Method Three: Welsh for Adults course.

Whilst other courses exist from many different suppliers “Welsh for Adults” is very much considered the “go-to” in terms of real-life classes.

“Welsh for Adults” run course of multiple levels right across the country, usually in colleges, universities or even in community centres. The courses run right from Pre-Entry/Taster level right up to Proficiency level which is aimed at fluent Welsh speakers as a “last polish up” of your skills.

These courses are good for people who like the commitment factor that a scheduled coure can offer, and the fact you are attending with others gives you a lot of opportunity to mix with other Welsh learners.

Pros

  • A well structured and ordered course.
  • The chance to mix with other learners.
  • A tutor on-site to answer questions as they happen.
  • A recognised qualification at the end of the course.
  • Optional “residential summer schools” in places like Aberystwyth where a whole level of the course can be undertaken in a short space of time.

Cons

  • Going from beginner to fluent speaker can take a while due to the speed of the course.
  • Although not necessarily expensive by any means (£100-£150 for a full term Sept-May is about the going rate), this is the most expensive method of those listed here.
  • Whilst speaking with other learners is great, if you are only speaking with other learners you may find that your language stagnates a little.
  • Although the course provider try their best, depending on location sometimes the courses are difficult to attend.

Method Four: Going it totally alone!

By going it totally alone, you’ll be largely learning Welsh from books or just picking up colloquial Welsh from other fluent speakers.

I myself know of many people who just moved to Wales, found their local pub, realised that people spoke Welsh there and just learned colloquial Welsh from them.

Whilst this may frighten even the bravest of us out there, there are a lot of benefits to using this method – especially if you try where possible to limit yourself to only speaking Welsh with certain people.

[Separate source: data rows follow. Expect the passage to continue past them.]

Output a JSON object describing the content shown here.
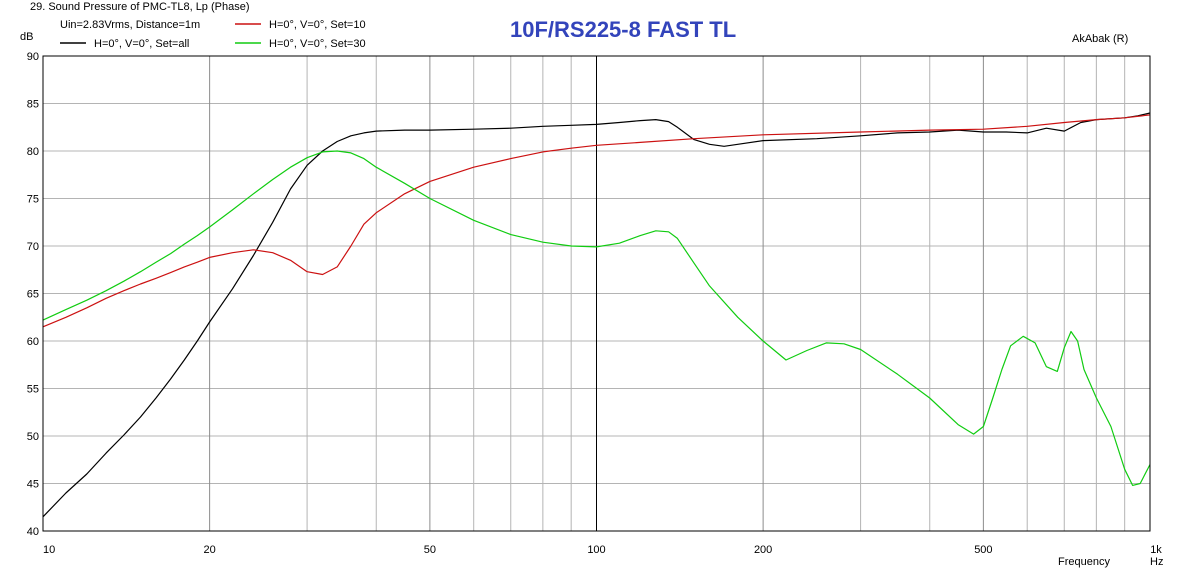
{
  "window_title": "29. Sound Pressure of PMC-TL8, Lp (Phase)",
  "overlay_title": "10F/RS225-8 FAST TL",
  "watermark": "AkAbak (R)",
  "legend": {
    "conditions": "Uin=2.83Vrms, Distance=1m"
  },
  "chart_data": {
    "type": "line",
    "title": "10F/RS225-8 FAST TL",
    "xlabel": "Frequency",
    "xunit": "Hz",
    "yunit": "dB",
    "xscale": "log",
    "xlim": [
      10,
      1000
    ],
    "ylim": [
      40,
      90
    ],
    "grid": true,
    "legend_position": "top-left",
    "x_ticks": [
      10,
      20,
      50,
      100,
      200,
      500,
      1000
    ],
    "x_tick_labels": [
      "10",
      "20",
      "50",
      "100",
      "200",
      "500",
      "1k"
    ],
    "x_minor": [
      30,
      40,
      60,
      70,
      80,
      90,
      300,
      400,
      600,
      700,
      800,
      900
    ],
    "y_ticks": [
      40,
      45,
      50,
      55,
      60,
      65,
      70,
      75,
      80,
      85,
      90
    ],
    "y_tick_labels": [
      "40",
      "45",
      "50",
      "55",
      "60",
      "65",
      "70",
      "75",
      "80",
      "85",
      "90"
    ],
    "series": [
      {
        "name": "H=0°, V=0°, Set=all",
        "color": "#000000",
        "points": [
          [
            10,
            41.5
          ],
          [
            11,
            44
          ],
          [
            12,
            46
          ],
          [
            13,
            48.2
          ],
          [
            14,
            50.1
          ],
          [
            15,
            52
          ],
          [
            16,
            54
          ],
          [
            17,
            56
          ],
          [
            18,
            58
          ],
          [
            19,
            60
          ],
          [
            20,
            62
          ],
          [
            22,
            65.5
          ],
          [
            24,
            69
          ],
          [
            26,
            72.5
          ],
          [
            28,
            76
          ],
          [
            30,
            78.5
          ],
          [
            32,
            80
          ],
          [
            34,
            81
          ],
          [
            36,
            81.6
          ],
          [
            38,
            81.9
          ],
          [
            40,
            82.1
          ],
          [
            45,
            82.2
          ],
          [
            50,
            82.2
          ],
          [
            60,
            82.3
          ],
          [
            70,
            82.4
          ],
          [
            80,
            82.6
          ],
          [
            90,
            82.7
          ],
          [
            100,
            82.8
          ],
          [
            110,
            83
          ],
          [
            120,
            83.2
          ],
          [
            128,
            83.3
          ],
          [
            135,
            83.1
          ],
          [
            140,
            82.5
          ],
          [
            150,
            81.2
          ],
          [
            160,
            80.7
          ],
          [
            170,
            80.5
          ],
          [
            180,
            80.7
          ],
          [
            200,
            81.1
          ],
          [
            250,
            81.3
          ],
          [
            300,
            81.6
          ],
          [
            350,
            81.9
          ],
          [
            400,
            82
          ],
          [
            450,
            82.2
          ],
          [
            500,
            82
          ],
          [
            550,
            82
          ],
          [
            600,
            81.9
          ],
          [
            650,
            82.4
          ],
          [
            700,
            82.1
          ],
          [
            750,
            83
          ],
          [
            800,
            83.3
          ],
          [
            900,
            83.5
          ],
          [
            950,
            83.7
          ],
          [
            1000,
            84
          ]
        ]
      },
      {
        "name": "H=0°, V=0°, Set=10",
        "color": "#cc1111",
        "points": [
          [
            10,
            61.5
          ],
          [
            11,
            62.5
          ],
          [
            12,
            63.5
          ],
          [
            13,
            64.5
          ],
          [
            14,
            65.3
          ],
          [
            15,
            66
          ],
          [
            16,
            66.6
          ],
          [
            17,
            67.2
          ],
          [
            18,
            67.8
          ],
          [
            19,
            68.3
          ],
          [
            20,
            68.8
          ],
          [
            22,
            69.3
          ],
          [
            24,
            69.6
          ],
          [
            26,
            69.3
          ],
          [
            28,
            68.5
          ],
          [
            30,
            67.3
          ],
          [
            32,
            67
          ],
          [
            34,
            67.8
          ],
          [
            36,
            70
          ],
          [
            38,
            72.3
          ],
          [
            40,
            73.5
          ],
          [
            45,
            75.5
          ],
          [
            50,
            76.8
          ],
          [
            60,
            78.3
          ],
          [
            70,
            79.2
          ],
          [
            80,
            79.9
          ],
          [
            90,
            80.3
          ],
          [
            100,
            80.6
          ],
          [
            120,
            80.9
          ],
          [
            150,
            81.3
          ],
          [
            200,
            81.7
          ],
          [
            300,
            82
          ],
          [
            400,
            82.2
          ],
          [
            500,
            82.3
          ],
          [
            600,
            82.6
          ],
          [
            700,
            83
          ],
          [
            800,
            83.3
          ],
          [
            900,
            83.5
          ],
          [
            1000,
            83.8
          ]
        ]
      },
      {
        "name": "H=0°, V=0°, Set=30",
        "color": "#11cc11",
        "points": [
          [
            10,
            62.2
          ],
          [
            11,
            63.3
          ],
          [
            12,
            64.3
          ],
          [
            13,
            65.3
          ],
          [
            14,
            66.3
          ],
          [
            15,
            67.3
          ],
          [
            16,
            68.3
          ],
          [
            17,
            69.2
          ],
          [
            18,
            70.2
          ],
          [
            19,
            71.1
          ],
          [
            20,
            72
          ],
          [
            22,
            73.8
          ],
          [
            24,
            75.5
          ],
          [
            26,
            77
          ],
          [
            28,
            78.3
          ],
          [
            30,
            79.3
          ],
          [
            32,
            79.9
          ],
          [
            34,
            80
          ],
          [
            36,
            79.8
          ],
          [
            38,
            79.2
          ],
          [
            40,
            78.3
          ],
          [
            45,
            76.6
          ],
          [
            50,
            75
          ],
          [
            60,
            72.7
          ],
          [
            70,
            71.2
          ],
          [
            80,
            70.4
          ],
          [
            90,
            70
          ],
          [
            100,
            69.9
          ],
          [
            110,
            70.3
          ],
          [
            120,
            71.1
          ],
          [
            128,
            71.6
          ],
          [
            135,
            71.5
          ],
          [
            140,
            70.8
          ],
          [
            150,
            68.2
          ],
          [
            160,
            65.8
          ],
          [
            180,
            62.5
          ],
          [
            200,
            60
          ],
          [
            220,
            58
          ],
          [
            240,
            59
          ],
          [
            260,
            59.8
          ],
          [
            280,
            59.7
          ],
          [
            300,
            59.1
          ],
          [
            350,
            56.5
          ],
          [
            400,
            54
          ],
          [
            450,
            51.2
          ],
          [
            480,
            50.2
          ],
          [
            500,
            51
          ],
          [
            520,
            54
          ],
          [
            540,
            57
          ],
          [
            560,
            59.5
          ],
          [
            590,
            60.5
          ],
          [
            620,
            59.8
          ],
          [
            650,
            57.3
          ],
          [
            680,
            56.8
          ],
          [
            700,
            59.3
          ],
          [
            720,
            61
          ],
          [
            740,
            60
          ],
          [
            760,
            57
          ],
          [
            800,
            54
          ],
          [
            850,
            51
          ],
          [
            900,
            46.5
          ],
          [
            930,
            44.8
          ],
          [
            960,
            45
          ],
          [
            1000,
            47
          ]
        ]
      }
    ]
  }
}
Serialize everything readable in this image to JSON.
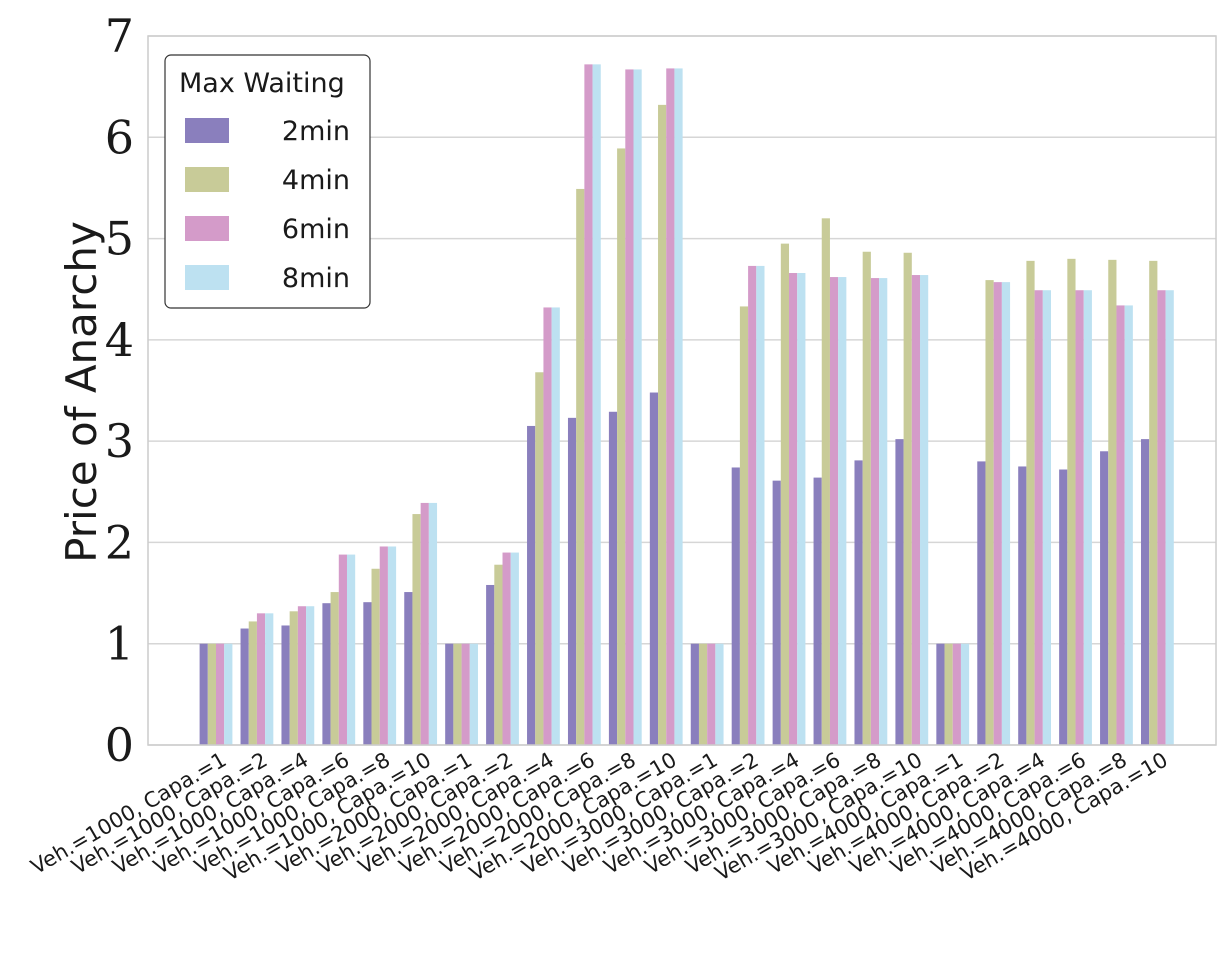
{
  "chart_data": {
    "type": "bar",
    "ylabel": "Price of Anarchy",
    "xlabel": "",
    "ylim": [
      0,
      7
    ],
    "yticks": [
      "0",
      "1",
      "2",
      "3",
      "4",
      "5",
      "6",
      "7"
    ],
    "grid": true,
    "legend": {
      "title": "Max Waiting",
      "placement": "top-left"
    },
    "categories": [
      "Veh.=1000, Capa.=1",
      "Veh.=1000, Capa.=2",
      "Veh.=1000, Capa.=4",
      "Veh.=1000, Capa.=6",
      "Veh.=1000, Capa.=8",
      "Veh.=1000, Capa.=10",
      "Veh.=2000, Capa.=1",
      "Veh.=2000, Capa.=2",
      "Veh.=2000, Capa.=4",
      "Veh.=2000, Capa.=6",
      "Veh.=2000, Capa.=8",
      "Veh.=2000, Capa.=10",
      "Veh.=3000, Capa.=1",
      "Veh.=3000, Capa.=2",
      "Veh.=3000, Capa.=4",
      "Veh.=3000, Capa.=6",
      "Veh.=3000, Capa.=8",
      "Veh.=3000, Capa.=10",
      "Veh.=4000, Capa.=1",
      "Veh.=4000, Capa.=2",
      "Veh.=4000, Capa.=4",
      "Veh.=4000, Capa.=6",
      "Veh.=4000, Capa.=8",
      "Veh.=4000, Capa.=10"
    ],
    "series": [
      {
        "name": "2min",
        "color": "#8a7fbd",
        "values": [
          1.0,
          1.15,
          1.18,
          1.4,
          1.41,
          1.51,
          1.0,
          1.58,
          3.15,
          3.23,
          3.29,
          3.48,
          1.0,
          2.74,
          2.61,
          2.64,
          2.81,
          3.02,
          1.0,
          2.8,
          2.75,
          2.72,
          2.9,
          3.02
        ]
      },
      {
        "name": "4min",
        "color": "#c8cb98",
        "values": [
          1.0,
          1.22,
          1.32,
          1.51,
          1.74,
          2.28,
          1.0,
          1.78,
          3.68,
          5.49,
          5.89,
          6.32,
          1.0,
          4.33,
          4.95,
          5.2,
          4.87,
          4.86,
          1.0,
          4.59,
          4.78,
          4.8,
          4.79,
          4.78
        ]
      },
      {
        "name": "6min",
        "color": "#d49bc9",
        "values": [
          1.0,
          1.3,
          1.37,
          1.88,
          1.96,
          2.39,
          1.0,
          1.9,
          4.32,
          6.72,
          6.67,
          6.68,
          1.0,
          4.73,
          4.66,
          4.62,
          4.61,
          4.64,
          1.0,
          4.57,
          4.49,
          4.49,
          4.34,
          4.49
        ]
      },
      {
        "name": "8min",
        "color": "#bde1f1",
        "values": [
          1.0,
          1.3,
          1.37,
          1.88,
          1.96,
          2.39,
          1.0,
          1.9,
          4.32,
          6.72,
          6.67,
          6.68,
          1.0,
          4.73,
          4.66,
          4.62,
          4.61,
          4.64,
          1.0,
          4.57,
          4.49,
          4.49,
          4.34,
          4.49
        ]
      }
    ]
  }
}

Have you ever heard the theory about French? They say that people learn the language in schools for ten years without being able to produce a proper sentence, yet if you dumped someone in a southern-French village where no-one spoke English at all, and they had to learn some French in order to survive, they’d probably be fluent in a month! This is the nearest thing to that!

Pros

  • Can be an incredible quick way of learning the language (can also be very slow!)
  • You will definitely learn to speak “how the locals” speak.
  • The use of literature etc can further assist and aid your progress.

Cons

  • This is by far and away the hardest way to learn the language.
  • Can take a much longer time that simply taking a formal course.
  • You need to be quite the “people person” to achieve good results with this method.
  • Incredible amounts of self motivation needed.
  • Will your mistakes be corrected?
  • Possible lack of direction in your learning?